Numainville s'y est employée l'hiver dernier lors d'un camp avec l'équipe canadienne à Los Angeles. Elle y a reçu les conseils de Gordon Fraser, le meilleur sprinter canadien de l'histoire. Il lui a surtout parlé de synchronisme.

«Des fois, je me fais surprendre, dit-elle. Il faut tout mettre en place. C'est compliqué et stressant: quand partir, le vent, ne pas mettre trop de braquet, bien sentir la vibe du peloton, les forces de ses adversaires, etc. Des sprints, plus tu en fais, meilleure tu es.»

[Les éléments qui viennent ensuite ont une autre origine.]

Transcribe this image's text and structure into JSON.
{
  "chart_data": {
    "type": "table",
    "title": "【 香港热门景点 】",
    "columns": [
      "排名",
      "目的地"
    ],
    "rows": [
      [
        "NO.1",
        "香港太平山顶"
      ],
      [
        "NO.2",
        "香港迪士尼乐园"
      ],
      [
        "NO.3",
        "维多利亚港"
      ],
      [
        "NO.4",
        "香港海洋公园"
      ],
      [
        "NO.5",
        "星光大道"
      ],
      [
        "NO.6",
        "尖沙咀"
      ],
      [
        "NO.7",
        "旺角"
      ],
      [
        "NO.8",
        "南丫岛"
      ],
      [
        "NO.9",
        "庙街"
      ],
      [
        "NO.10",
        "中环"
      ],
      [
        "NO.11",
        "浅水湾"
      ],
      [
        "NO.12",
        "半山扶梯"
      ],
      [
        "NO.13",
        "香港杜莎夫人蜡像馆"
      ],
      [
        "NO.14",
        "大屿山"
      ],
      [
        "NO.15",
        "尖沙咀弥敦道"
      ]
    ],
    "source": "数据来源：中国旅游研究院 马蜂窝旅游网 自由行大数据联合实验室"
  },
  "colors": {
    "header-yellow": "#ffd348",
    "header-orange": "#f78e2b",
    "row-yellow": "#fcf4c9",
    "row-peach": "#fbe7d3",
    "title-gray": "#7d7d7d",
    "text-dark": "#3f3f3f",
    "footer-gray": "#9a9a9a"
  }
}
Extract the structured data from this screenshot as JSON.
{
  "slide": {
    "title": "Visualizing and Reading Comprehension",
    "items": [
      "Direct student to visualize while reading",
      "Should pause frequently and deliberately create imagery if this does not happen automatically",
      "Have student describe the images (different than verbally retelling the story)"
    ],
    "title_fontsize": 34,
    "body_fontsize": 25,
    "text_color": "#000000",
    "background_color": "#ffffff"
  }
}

Passé le Vieux-Lachine, Numainville pointe le Dairy Queen. «À partir de là, il y a moins de stops et de voitures. Je peux commencer mes exercices plus spécifiques», explique-t-elle.

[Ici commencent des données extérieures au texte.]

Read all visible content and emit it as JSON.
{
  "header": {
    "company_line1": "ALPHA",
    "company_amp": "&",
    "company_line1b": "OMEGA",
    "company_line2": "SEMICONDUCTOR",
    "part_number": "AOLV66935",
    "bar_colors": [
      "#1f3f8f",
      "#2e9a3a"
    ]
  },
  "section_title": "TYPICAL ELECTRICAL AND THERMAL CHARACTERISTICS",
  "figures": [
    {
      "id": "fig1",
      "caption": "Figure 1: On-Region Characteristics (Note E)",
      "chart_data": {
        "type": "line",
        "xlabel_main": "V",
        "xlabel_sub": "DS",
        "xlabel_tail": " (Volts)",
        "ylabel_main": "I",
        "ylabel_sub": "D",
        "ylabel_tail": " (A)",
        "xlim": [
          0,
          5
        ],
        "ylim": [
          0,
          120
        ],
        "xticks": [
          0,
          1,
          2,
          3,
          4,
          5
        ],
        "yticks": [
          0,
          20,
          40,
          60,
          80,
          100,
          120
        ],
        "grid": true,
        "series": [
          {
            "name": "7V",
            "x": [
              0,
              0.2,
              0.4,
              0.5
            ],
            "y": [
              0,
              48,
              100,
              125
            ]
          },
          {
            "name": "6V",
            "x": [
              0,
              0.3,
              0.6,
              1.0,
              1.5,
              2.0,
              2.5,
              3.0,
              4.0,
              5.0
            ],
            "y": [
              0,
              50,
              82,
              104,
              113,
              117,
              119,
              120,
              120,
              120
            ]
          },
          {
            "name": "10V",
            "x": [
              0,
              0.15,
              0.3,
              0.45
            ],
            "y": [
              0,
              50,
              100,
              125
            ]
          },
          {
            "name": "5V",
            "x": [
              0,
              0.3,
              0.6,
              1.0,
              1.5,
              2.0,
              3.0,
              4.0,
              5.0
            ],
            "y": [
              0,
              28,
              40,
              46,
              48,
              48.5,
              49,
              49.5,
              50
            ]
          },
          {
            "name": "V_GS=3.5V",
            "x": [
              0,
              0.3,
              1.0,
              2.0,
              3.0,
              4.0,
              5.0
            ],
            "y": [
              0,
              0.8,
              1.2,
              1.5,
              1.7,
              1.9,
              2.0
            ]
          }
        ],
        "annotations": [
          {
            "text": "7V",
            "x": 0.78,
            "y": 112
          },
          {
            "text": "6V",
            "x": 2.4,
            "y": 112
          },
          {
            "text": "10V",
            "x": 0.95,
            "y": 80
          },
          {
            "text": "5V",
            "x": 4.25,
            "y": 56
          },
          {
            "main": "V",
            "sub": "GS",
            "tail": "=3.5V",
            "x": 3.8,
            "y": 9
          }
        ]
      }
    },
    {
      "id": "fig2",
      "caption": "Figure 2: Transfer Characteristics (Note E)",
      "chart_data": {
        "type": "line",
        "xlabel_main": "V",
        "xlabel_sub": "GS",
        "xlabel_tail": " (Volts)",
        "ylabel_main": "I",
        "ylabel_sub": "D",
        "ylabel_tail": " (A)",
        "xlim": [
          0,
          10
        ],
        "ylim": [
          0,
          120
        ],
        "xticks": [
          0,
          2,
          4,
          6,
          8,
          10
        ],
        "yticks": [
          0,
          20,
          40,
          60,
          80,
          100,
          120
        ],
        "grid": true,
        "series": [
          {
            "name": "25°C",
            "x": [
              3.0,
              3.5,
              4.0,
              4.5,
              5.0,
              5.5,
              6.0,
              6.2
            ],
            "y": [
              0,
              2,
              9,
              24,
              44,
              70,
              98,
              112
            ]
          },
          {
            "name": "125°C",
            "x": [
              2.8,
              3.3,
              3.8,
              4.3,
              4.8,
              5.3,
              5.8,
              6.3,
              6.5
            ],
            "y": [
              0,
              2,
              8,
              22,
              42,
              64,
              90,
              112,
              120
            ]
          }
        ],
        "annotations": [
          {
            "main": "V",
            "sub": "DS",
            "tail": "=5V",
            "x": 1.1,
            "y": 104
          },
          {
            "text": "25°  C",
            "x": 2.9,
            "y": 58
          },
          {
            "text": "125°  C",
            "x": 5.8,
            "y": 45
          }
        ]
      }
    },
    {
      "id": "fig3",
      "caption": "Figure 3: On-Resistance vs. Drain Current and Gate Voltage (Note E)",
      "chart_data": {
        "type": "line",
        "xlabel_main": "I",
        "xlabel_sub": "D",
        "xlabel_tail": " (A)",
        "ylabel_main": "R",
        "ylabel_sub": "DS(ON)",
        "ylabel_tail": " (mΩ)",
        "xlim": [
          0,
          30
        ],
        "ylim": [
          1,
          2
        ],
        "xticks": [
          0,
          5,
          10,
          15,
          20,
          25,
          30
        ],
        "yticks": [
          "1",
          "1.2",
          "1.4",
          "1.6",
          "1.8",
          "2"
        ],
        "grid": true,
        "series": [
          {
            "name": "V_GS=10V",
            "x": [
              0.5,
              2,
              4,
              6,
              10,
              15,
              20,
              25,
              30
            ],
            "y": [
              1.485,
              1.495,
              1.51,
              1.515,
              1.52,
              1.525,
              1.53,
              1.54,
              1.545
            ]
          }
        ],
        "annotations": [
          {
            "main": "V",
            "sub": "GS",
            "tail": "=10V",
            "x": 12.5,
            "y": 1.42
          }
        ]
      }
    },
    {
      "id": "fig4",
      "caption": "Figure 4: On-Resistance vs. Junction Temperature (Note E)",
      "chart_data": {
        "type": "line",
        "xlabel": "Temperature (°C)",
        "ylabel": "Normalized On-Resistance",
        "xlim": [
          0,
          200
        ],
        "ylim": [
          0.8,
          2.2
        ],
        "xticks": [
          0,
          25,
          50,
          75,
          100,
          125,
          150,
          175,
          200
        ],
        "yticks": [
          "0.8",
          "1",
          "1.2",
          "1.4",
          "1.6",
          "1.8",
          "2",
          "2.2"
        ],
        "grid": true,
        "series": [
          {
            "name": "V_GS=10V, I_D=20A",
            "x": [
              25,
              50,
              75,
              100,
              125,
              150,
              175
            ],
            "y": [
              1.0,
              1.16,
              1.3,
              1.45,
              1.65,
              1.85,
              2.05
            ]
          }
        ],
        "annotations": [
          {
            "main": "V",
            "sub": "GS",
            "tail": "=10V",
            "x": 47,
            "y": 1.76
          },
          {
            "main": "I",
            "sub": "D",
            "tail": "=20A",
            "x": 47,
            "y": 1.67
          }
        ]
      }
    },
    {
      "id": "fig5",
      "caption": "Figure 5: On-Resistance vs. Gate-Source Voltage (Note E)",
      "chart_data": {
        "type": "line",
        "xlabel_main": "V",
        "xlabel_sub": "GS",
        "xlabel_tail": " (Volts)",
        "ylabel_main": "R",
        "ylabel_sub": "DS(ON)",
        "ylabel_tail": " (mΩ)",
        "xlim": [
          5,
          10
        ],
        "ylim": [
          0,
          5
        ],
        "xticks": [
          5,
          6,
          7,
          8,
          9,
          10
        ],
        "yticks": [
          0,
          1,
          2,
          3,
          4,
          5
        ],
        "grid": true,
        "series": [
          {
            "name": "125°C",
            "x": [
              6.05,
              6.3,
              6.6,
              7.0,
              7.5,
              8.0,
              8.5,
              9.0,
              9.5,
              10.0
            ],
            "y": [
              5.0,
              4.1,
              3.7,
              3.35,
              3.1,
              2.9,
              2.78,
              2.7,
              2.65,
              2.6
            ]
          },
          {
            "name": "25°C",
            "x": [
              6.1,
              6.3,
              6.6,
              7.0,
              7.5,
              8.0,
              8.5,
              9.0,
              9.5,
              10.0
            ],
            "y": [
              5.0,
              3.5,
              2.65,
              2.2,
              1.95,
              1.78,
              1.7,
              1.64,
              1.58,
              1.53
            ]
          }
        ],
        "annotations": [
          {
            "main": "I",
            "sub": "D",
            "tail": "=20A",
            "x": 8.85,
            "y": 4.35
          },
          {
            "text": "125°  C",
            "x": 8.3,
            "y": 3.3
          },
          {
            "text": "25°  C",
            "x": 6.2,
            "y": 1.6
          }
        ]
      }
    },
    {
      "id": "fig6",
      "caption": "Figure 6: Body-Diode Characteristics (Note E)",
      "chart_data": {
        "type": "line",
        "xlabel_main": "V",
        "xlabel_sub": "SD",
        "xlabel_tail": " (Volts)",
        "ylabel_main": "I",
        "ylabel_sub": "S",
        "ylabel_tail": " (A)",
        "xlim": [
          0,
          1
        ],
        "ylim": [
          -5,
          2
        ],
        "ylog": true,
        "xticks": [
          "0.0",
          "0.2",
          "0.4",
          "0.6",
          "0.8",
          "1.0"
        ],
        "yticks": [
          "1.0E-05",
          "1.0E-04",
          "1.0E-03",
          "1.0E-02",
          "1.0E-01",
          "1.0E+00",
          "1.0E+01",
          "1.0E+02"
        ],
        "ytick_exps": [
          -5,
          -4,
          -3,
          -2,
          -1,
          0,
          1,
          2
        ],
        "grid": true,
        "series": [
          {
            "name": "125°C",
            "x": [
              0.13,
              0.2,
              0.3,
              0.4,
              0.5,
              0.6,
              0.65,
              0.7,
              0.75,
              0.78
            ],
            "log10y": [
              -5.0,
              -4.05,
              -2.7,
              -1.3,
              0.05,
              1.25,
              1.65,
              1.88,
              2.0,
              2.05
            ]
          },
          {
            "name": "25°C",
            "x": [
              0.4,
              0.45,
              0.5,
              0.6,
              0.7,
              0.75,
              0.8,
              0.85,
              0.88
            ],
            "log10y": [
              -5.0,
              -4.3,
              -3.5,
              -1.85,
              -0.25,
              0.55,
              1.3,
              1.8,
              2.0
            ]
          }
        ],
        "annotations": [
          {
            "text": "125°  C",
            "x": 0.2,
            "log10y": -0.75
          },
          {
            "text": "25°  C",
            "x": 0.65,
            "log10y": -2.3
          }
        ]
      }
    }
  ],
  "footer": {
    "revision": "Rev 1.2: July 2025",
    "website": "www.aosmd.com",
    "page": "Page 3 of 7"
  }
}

Membre de l'équipe américaine Tibco, Numainville parle des difficultés de conjuguer le sport, les voyages et ses études en administration à l'Université du Québec à Montréal.

Elle a son «système». Quand elle part trois semaines en Europe, tout le monde est mis à contribution. Elle laisse des enregistreurs à des collègues étudiants et envoie sa mère ou son frère cadet prendre les notes de cours...

«Mes amis n'en croient par leurs oreilles, mais on s'entraide beaucoup par chez nous, s'amuse Numainville. Mon frère a 17 ans et il va au cégep. Il n'a pas l'air tellement crédible... C'est un peu twisté, mais c'est faisable. C'est mon système et les résultats sont là. J'ai eu un A dans mon cours de finances.»

Depuis cette année, Numainville bénéficie des conseils d'un psychologue sportif. Il l'aide surtout à organiser son horaire. Un échafaudage parfois fragile. «Il y a des moments où tu penses que ça va tout planter et tu veux arrêter ça là, admet-elle. Tu ne te sens pas bien pendant un mois, et puis, d'une manière ou d'une autre, ça arrive.»

Comme au Tour des Flandres féminin, début avril, où Numainville a pris le sixième rang à l'issue d'une course éreintante et nerveuse. En raison de la qualité du peloton, ce résultat figure tout en haut de son palmarès. Elle aimerait l'étayer aux prochains Mondiaux de Copenhague, en septembre, et surtout aux Jeux olympiques de Londres, son objectif ultime, à l'été 2012. Le parcours plat de ces deux épreuves devrait favoriser les sprinteuses comme elle.

La suite de la sortie est plus jolie. Dorval, Pointe-Claire, Beaconsfield et Baie-d'Urfé, avec vue sur les marinas et le lac Saint-Louis. On suit toujours la même route, qui change de nom: chemin Bord-du-Lac, boulevard Beaconsfield, chemin Lakeshore.

Numainville focalise plus sur le temps en selle que sur le kilométrage. Quand elle a atteint la moitié du temps prévu, elle fait demi-tour, souvent à la hauteur de l'Arboretum Morgan, à Senneville. Au retour, elle privilégie la rue Saint-Patrick et son secteur industriel à la piste cyclable du canal de Lachine. Certains conducteurs expriment leur mécontentement en klaxonnant.

Retour à la case départ au marché Atwater. Avant de prendre congé, Numainville indique qu'elle termine normalement ses entraînements par une tournée sur le mont Royal, du côté de Westmount. Ses trois montées de choix: Mount Pleasant, Clarke et Roslyn. Noté dans le calepin, ce sera pour la prochaine fois.